Rating: Summary: The Little Prince - 5 stars for original translation Review: I very much agree with Eric Schaper from Mankato, whose review I just read, in saying that the original translation far surpasses the recent one. I have loved The Little Prince since I first read the book as a child, and have reread it countless times. There is a particular charm in the first translation that is missing in the 2000. I find this translation to be a bit chopy in places and much less endearing. I have been recommending this book for years and will continue to point my friends to the original.
Rating: Summary: CLASSIC! Review: Reading level is ages 9-12? I don't think so!

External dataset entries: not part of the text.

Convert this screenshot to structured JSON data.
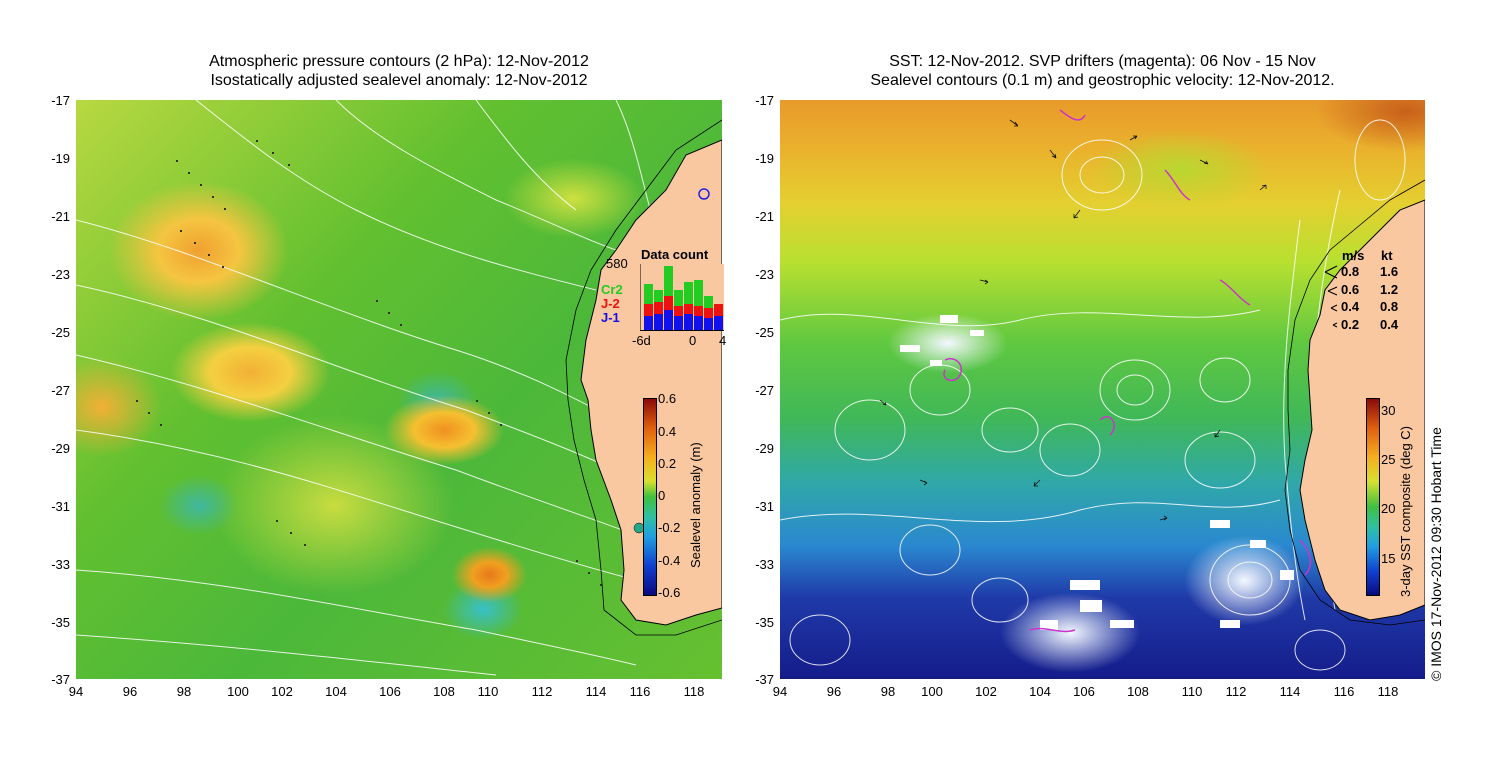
{
  "left_panel": {
    "title_line1": "Atmospheric pressure contours (2 hPa): 12-Nov-2012",
    "title_line2": "Isostatically adjusted sealevel anomaly: 12-Nov-2012",
    "y_ticks": [
      "-17",
      "-19",
      "-21",
      "-23",
      "-25",
      "-27",
      "-29",
      "-31",
      "-33",
      "-35",
      "-37"
    ],
    "x_ticks": [
      "94",
      "96",
      "98",
      "100",
      "102",
      "104",
      "106",
      "108",
      "110",
      "112",
      "114",
      "116",
      "118"
    ],
    "colorbar": {
      "label": "Sealevel anomaly (m)",
      "ticks": [
        "0.6",
        "0.4",
        "0.2",
        "0",
        "-0.2",
        "-0.4",
        "-0.6"
      ]
    },
    "point_label": "580",
    "inset": {
      "title": "Data count",
      "series": [
        {
          "name": "Cr2",
          "color": "#22cc22"
        },
        {
          "name": "J-2",
          "color": "#ee1111"
        },
        {
          "name": "J-1",
          "color": "#1111ee"
        }
      ],
      "x_ticks": [
        "-6d",
        "0",
        "4"
      ]
    }
  },
  "right_panel": {
    "title_line1": "SST: 12-Nov-2012. SVP drifters (magenta): 06 Nov - 15 Nov",
    "title_line2": "Sealevel contours (0.1 m) and geostrophic velocity: 12-Nov-2012.",
    "y_ticks": [
      "-17",
      "-19",
      "-21",
      "-23",
      "-25",
      "-27",
      "-29",
      "-31",
      "-33",
      "-35",
      "-37"
    ],
    "x_ticks": [
      "94",
      "96",
      "98",
      "100",
      "102",
      "104",
      "106",
      "108",
      "110",
      "112",
      "114",
      "116",
      "118"
    ],
    "colorbar": {
      "label": "3-day SST composite (deg C)",
      "ticks": [
        "30",
        "25",
        "20",
        "15"
      ]
    },
    "velocity_legend": {
      "header_ms": "m/s",
      "header_kt": "kt",
      "rows": [
        {
          "ms": "0.8",
          "kt": "1.6"
        },
        {
          "ms": "0.6",
          "kt": "1.2"
        },
        {
          "ms": "0.4",
          "kt": "0.8"
        },
        {
          "ms": "0.2",
          "kt": "0.4"
        }
      ]
    }
  },
  "copyright": "© IMOS 17-Nov-2012 09:30 Hobart Time",
  "colors": {
    "land": "#fac8a0",
    "contour": "#ffffff",
    "drifters": "#cc33cc"
  }
}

I think a senile person on the border of death would get something out of this book! Like Alice in Wonderland, this "kid" classic has more moving beneath its surface than many "adult" novels that I've read. It would disintegrate John Grisham's entire corpus just in the space of one page! Antoine de Saint-Euxpery first published this book in 1943 and since then it has been translated into a zillion languages, because like music, the language of Prince is universal. The plot is pretty straightforward. The author, a famous aviator, has mechanical trouble with his plane and is forced to land in the Sahara Desert a thousand miles from civilization. That is until a young boy approaches him out of the blue and asks him to draw a sheep for him. Sound surreal? Childhood IS surreal! Page by page, the pilot learns of the past of The Little Prince. Don't expect reality here. The Little Prince lived on a small asteroid named B-612. So small, in fact that he could see 44 sunsets simply by moving a few steps every couple of minutes. He longed to explore and so was carried by a flock of birds to Earth. The Little Prince has all the form of a parable or a fable, a tale that is meant to convey deeper thoughts than its superficial attributes. There are thoughts in this book on love, relationships, the emptiness of a life without either, death, spirituality, capitalism, in general, the souless existence of the adult world. I'm sure this book could be a doctoral thesis for a future professor somewhere. I will come back to this book to explore some mysteries many more times in my life, I think. Seek it out. Richard Howard is one of the greatest translators of our time. He only improves the English version of this great book.